In the early 1900s, a horse called Clever Hans became a German celebrity. Touring Germany’s towns and villages, Hans showed off a remarkable grasp of the German language, and an even more remarkable mastery of mathematics. When asked, ‘Hans, what is four times three?’ Hans tapped his hoof twelve times. When shown a written message asking, ‘What is twenty minus eleven?’ Hans tapped nine times, with commendable Prussian precision.

In 1904 the German board of education appointed a special scientific commission headed by a psychologist to look into the matter. The thirteen members of the commission – which
included a circus manager and a veterinarian – were convinced this must be a scam, but despite their best efforts they couldn’t uncover any fraud or subterfuge. Even when Hans was separated from his owner, and complete strangers presented him with the questions, Hans still got most of the answers right.

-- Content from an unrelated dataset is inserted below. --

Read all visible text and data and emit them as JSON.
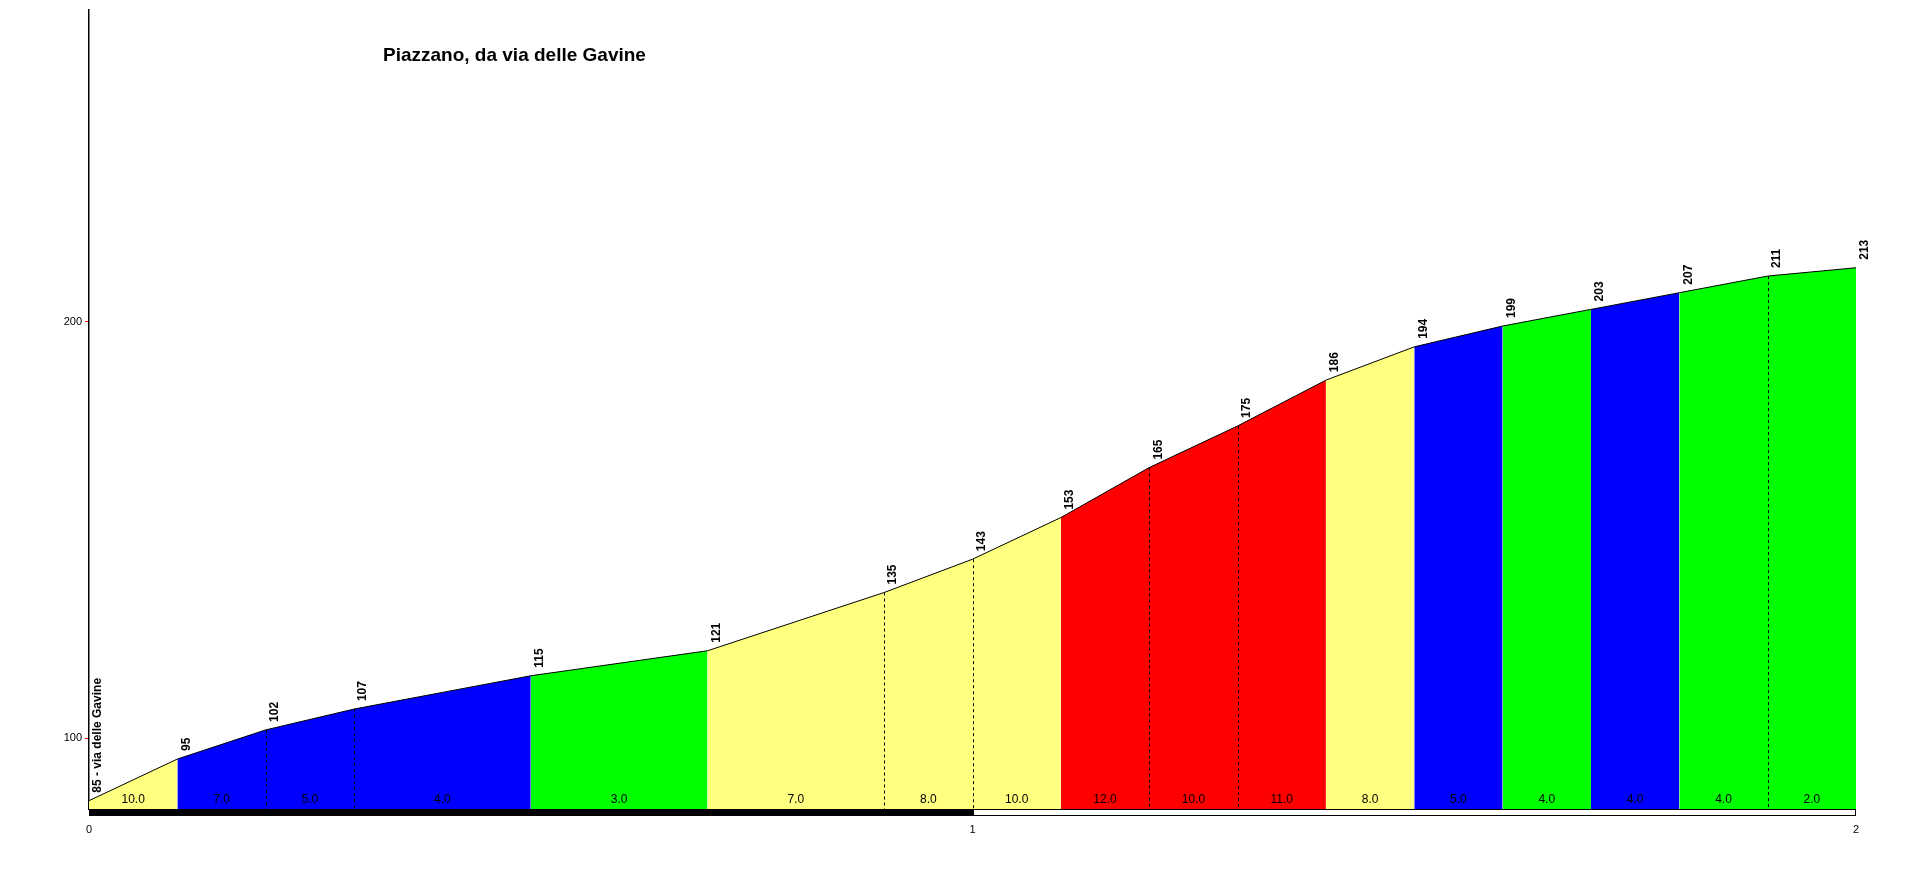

In 1907 the psychologist Oskar Pfungst began another investigation that finally revealed the truth. It turned out that Hans got the answers right by carefully observing the body language and facial expressions of his interlocutors. When Hans was asked what is four times three, he knew from past experience that the human was expecting him to tap his hoof a given number of times. He began tapping, while closely monitoring the human. As Hans approached the correct number of taps the human became more and more tense, and when Hans tapped the right number, the tension reached its peak. Hans knew how to recognise this by the human’s body posture and the look on the human’s face. He then stopped tapping, and watched how tension was replaced by amazement or laughter. Hans knew he had got it right.

Clever Hans is often given as an example of the way humans erroneously humanise animals, ascribing to them far more amazing abilities than they actually possess. In fact, however, the lesson
is just the opposite. The story demonstrates that by humanising animals we usually
underestimate
animal cognition and ignore the unique abilities of other creatures. As far as maths goes, Hans was hardly a genius. Any eight-year-old kid could do much better. However, in his ability to deduce emotions and intentions from body language, Hans was a true genius. If a Chinese person were to ask me in Mandarin what is four times three, there is no way that I could correctly tap my foot twelve times simply by observing facial expressions and body language. Clever Hans enjoyed this ability because horses normally communicate with each other through body language. What was remarkable about Hans, however, is that he could use the method to decipher the emotions and intentions not only of his fellow horses, but also of unfamiliar humans.